00:00 Let's do a more interesting example.
00:02 I'm going to load in the text of Harry Potter,
00:05 split it into words, and use list comprehensions to filter
00:10 out stop words, or other words that are not meaningful.
00:15 So let's load in Harry Potter, and parse the response,
00:20 which is response.text, I lowercase it,
00:25 and I split it into a list of words.
00:28 And you can see that by just getting a slice.
00:34 Cool. And let's see the most common words so far.
00:47 Right, well here are stop words
00:50 we're not really interested in,
00:52 and the dataset also has a couple of other characters,
00:56 that should not really be taken into account,
00:59 for example, do we have a dash in words?
01:06 Right, so we need to filter that out as well.
01:08 So let's clean out any non-alphabetic characters first.

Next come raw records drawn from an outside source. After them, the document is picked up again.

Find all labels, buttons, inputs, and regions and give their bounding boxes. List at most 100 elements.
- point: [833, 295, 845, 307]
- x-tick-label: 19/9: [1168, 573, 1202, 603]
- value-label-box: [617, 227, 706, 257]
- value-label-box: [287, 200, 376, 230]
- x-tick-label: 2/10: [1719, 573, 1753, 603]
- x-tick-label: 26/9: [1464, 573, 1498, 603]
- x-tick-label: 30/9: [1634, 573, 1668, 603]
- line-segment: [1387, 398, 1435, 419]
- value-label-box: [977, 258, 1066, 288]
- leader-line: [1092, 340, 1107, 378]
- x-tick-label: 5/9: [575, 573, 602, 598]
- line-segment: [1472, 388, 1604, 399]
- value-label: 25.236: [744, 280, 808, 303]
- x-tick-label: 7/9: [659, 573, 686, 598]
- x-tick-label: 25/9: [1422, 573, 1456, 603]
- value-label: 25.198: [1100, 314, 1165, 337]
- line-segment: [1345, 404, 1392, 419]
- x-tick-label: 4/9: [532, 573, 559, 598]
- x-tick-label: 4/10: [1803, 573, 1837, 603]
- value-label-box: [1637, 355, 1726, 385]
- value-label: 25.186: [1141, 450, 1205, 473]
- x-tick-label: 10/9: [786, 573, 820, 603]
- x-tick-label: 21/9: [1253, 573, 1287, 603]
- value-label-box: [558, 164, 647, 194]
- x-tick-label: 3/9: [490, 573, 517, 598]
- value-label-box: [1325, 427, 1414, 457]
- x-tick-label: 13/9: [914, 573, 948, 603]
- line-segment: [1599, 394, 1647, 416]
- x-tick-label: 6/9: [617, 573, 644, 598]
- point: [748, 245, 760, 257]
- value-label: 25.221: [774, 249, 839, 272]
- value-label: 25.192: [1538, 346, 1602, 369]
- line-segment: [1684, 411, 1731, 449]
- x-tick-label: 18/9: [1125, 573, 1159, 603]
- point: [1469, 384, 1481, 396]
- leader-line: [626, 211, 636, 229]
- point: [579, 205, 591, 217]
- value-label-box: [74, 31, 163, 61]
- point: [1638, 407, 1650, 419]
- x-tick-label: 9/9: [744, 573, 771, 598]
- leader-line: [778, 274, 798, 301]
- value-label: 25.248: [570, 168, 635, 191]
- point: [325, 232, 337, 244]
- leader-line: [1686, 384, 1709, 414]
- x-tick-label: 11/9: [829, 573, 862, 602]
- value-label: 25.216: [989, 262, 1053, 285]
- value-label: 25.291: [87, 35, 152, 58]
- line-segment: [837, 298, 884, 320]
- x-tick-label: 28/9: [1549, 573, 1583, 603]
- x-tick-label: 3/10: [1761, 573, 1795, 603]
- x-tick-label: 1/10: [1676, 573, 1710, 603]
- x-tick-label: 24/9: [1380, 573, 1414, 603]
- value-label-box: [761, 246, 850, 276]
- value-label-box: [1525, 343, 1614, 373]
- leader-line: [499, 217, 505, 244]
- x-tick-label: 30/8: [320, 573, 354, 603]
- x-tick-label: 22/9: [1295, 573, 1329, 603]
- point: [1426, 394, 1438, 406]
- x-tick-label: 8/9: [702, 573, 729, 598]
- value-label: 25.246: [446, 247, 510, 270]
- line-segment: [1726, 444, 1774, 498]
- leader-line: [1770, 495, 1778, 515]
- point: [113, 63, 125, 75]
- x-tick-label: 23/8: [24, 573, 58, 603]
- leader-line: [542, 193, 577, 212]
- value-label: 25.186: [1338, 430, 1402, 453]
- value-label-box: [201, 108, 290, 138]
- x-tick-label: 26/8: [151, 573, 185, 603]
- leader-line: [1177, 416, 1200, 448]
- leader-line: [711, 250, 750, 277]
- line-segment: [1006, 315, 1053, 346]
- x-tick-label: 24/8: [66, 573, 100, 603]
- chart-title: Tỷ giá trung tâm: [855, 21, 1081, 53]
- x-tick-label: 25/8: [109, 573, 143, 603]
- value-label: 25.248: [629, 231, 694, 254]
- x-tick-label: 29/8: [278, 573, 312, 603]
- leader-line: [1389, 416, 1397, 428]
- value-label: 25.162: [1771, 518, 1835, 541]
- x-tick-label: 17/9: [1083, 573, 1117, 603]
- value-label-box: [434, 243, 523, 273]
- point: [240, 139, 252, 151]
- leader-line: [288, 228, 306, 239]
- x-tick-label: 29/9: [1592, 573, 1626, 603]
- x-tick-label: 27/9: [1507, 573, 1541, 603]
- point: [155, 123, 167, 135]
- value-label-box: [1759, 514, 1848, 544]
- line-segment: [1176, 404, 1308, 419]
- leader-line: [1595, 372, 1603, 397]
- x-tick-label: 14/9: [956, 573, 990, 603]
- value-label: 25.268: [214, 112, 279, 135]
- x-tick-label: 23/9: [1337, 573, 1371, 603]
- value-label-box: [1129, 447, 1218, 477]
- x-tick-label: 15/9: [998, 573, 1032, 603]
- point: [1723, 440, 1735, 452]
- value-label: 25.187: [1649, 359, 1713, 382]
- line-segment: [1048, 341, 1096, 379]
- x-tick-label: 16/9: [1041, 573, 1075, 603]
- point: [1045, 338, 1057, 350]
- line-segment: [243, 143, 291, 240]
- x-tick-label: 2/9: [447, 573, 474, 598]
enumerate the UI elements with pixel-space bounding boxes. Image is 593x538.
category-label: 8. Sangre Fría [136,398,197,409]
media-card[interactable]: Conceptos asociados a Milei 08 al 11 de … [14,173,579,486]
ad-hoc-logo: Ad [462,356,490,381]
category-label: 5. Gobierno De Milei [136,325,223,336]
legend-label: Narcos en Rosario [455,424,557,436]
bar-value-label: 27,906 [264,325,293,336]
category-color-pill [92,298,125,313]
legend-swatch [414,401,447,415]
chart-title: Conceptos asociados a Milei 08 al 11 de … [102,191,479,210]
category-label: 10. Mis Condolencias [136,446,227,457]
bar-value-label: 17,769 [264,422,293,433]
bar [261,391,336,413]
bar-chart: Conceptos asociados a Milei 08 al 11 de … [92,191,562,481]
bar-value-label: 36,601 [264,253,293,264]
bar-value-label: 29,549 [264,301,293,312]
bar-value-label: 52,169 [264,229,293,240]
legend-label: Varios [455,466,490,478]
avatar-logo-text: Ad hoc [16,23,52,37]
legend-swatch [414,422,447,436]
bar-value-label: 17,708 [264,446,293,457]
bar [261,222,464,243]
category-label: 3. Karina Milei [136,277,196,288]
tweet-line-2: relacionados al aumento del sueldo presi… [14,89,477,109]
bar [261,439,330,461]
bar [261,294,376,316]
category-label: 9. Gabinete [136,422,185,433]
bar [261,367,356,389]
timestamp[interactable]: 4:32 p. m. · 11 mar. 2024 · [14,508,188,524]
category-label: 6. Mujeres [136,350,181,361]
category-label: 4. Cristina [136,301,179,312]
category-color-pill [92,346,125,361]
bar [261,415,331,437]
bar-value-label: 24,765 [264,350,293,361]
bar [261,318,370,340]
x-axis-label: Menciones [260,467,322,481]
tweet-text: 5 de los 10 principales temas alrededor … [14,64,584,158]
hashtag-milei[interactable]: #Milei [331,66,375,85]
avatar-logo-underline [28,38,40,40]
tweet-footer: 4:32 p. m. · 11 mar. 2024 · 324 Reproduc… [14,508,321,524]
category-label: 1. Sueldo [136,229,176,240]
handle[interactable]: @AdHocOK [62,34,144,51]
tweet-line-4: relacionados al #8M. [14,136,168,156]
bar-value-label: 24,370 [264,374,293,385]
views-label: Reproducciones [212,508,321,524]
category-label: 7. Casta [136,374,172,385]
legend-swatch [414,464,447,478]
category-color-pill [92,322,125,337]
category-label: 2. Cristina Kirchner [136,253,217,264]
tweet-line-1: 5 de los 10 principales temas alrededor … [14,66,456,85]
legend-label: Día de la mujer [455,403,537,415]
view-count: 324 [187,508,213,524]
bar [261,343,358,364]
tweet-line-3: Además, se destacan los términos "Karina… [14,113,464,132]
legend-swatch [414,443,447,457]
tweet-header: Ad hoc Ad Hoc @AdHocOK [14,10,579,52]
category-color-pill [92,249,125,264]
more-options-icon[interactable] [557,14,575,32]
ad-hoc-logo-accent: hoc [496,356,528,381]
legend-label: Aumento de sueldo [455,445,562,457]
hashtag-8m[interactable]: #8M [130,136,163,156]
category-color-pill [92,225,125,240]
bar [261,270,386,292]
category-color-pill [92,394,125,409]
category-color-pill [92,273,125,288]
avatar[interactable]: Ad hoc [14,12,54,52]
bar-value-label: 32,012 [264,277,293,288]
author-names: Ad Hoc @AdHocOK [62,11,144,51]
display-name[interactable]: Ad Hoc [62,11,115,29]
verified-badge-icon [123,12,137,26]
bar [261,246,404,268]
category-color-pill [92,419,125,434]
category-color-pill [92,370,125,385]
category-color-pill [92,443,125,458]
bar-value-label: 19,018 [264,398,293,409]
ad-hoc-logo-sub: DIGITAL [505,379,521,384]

01:17 So this looks over the words, and any word that contains
01:20 one or more non-alphabetic, or alphanumeric even,
01:24 characters gets stripped out, and I do realize
01:28 that that might lead to empty words in the result list,
01:31 but next we will have another list comprehension that
01:35 takes care of that. So is the dash gone?
01:42 And yes its gone, but we still have stop words,
01:46 for example "the", which we're not really interested in.
01:50 So let's do another list comprehension to filter those out,
01:54 but for that I need a list of stop words.
01:57 I already prepared it, and the code is the same
02:00 as loading in Harry, I'm just going to copy/paste that.
02:05 And here you have a list of all the stop words.
02:11 Let's wipe those stop words out of the words list so far.
02:16 So words equals word for word in words.
02:22 If word strip, and that's what I said before.
02:26 There might be some empty strings in there,
02:28 and by checking if word strip is true,
02:32 you're basically saying, discard any empty strings.
02:37 So if you have a non empty string,
02:40 and the word is not in stop words, then it's a go.
02:47 So we need non empty words, and a word
02:49 that's not a stop word. If so, store that into the new list.
02:54 And then we can do a simple check.
02:57 If "the" is still in words, and now it's gone.
03:01 Now let's do the counter again,
03:06 and see if we have a more relevant result.
03:12 And there you go, there's the Dumbledore.
03:15 I have to confess I didn't read Harry Potter,
03:18 but this sounds more like Harry Potter.
03:21 So, I think this was a great example to show you
03:25 how you can use list comprehension to clean up data
03:29 for analysis using few lines of code.